Another item I've been meaning to write about for some time now: the Michael Moore / Wendell Potter exchange on Keith Olbermann's show. It's worth watching both Part 1 and Part 2.

It's disturbing to hear Mr. Potter admit to what was common practice by these insurance companies, as if there exists an understood, step-wise protocol on how to discredit someone or something. You try X and if that doesn't work you move to Y, and if that doesn't work you.... Really scary.

A particularly unsettling admission by Wendell is when he says, "But I think it meant that we would do what we had to do to create ads and op-eds that we would get conservative pundits to place in newspapers with the whole objective of, as they call it, reframing the debate, to try to move the attention from them to you as a filmmaker." [My emphasis]
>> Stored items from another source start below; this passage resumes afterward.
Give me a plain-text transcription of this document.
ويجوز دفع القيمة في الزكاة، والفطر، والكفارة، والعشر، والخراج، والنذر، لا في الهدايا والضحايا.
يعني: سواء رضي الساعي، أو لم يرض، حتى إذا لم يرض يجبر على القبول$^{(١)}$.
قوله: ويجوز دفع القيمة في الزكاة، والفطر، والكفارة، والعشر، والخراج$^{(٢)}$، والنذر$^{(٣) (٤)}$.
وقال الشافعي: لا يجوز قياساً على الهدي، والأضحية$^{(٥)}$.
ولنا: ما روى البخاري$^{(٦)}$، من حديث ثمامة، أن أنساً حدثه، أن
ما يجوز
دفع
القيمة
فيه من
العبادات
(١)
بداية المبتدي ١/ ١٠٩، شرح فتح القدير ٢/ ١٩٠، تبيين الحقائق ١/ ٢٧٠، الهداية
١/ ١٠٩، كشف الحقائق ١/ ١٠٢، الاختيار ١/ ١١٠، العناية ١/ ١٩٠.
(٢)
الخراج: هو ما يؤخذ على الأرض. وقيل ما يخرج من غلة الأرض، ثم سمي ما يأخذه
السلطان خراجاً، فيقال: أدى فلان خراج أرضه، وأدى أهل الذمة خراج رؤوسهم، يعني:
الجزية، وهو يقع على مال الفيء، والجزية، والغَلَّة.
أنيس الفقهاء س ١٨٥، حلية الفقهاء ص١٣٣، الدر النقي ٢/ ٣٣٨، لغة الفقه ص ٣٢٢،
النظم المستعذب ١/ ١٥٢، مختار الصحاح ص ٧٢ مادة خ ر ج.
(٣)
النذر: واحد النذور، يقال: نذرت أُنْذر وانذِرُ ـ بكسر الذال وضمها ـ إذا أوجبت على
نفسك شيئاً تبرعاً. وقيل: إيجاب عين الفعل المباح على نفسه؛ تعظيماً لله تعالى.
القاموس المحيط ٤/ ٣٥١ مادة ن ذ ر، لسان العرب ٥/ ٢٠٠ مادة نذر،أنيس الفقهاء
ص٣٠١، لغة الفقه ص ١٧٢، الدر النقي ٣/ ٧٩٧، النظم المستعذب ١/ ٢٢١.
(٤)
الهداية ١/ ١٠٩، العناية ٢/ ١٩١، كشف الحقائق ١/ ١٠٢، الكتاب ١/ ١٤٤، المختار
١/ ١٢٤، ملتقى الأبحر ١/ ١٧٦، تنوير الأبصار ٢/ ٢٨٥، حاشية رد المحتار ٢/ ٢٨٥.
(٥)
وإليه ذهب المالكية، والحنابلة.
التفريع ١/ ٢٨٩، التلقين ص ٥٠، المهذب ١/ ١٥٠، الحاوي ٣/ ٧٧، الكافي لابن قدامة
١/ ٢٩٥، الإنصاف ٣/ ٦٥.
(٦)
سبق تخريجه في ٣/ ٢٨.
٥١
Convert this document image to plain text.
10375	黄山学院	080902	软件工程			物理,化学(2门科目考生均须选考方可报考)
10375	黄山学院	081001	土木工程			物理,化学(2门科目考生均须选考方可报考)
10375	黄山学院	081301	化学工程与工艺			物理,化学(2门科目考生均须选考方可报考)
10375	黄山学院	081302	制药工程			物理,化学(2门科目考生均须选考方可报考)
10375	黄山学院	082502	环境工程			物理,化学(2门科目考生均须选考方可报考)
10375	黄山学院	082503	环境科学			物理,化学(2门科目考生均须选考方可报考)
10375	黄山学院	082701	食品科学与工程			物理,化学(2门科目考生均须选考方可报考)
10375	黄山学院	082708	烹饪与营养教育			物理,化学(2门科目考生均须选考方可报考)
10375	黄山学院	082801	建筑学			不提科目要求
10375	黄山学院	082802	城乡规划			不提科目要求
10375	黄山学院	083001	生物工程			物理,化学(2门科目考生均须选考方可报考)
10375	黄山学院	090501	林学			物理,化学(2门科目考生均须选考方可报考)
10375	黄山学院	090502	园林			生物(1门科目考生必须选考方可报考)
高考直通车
Is Wendell inferring that these companies can "create" propaganda per se, or a fabricated line of attack, and then simply find one of many conservative "pundits" to write it up and get it published in a major newspaper? Really? As if insurance companies have a Rolodex filled with right-wing writers for hire, who are just waiting for that call telling them what to write, with the chosen writer likely sending the finished copy back to the company for final edits. In fact, Potter seems to imply that the insurance companies would actually write the op-ed and then get a conservative writer to attach his/her name and get it published.

I don't doubt it happens, but nonetheless it was revolting to hear.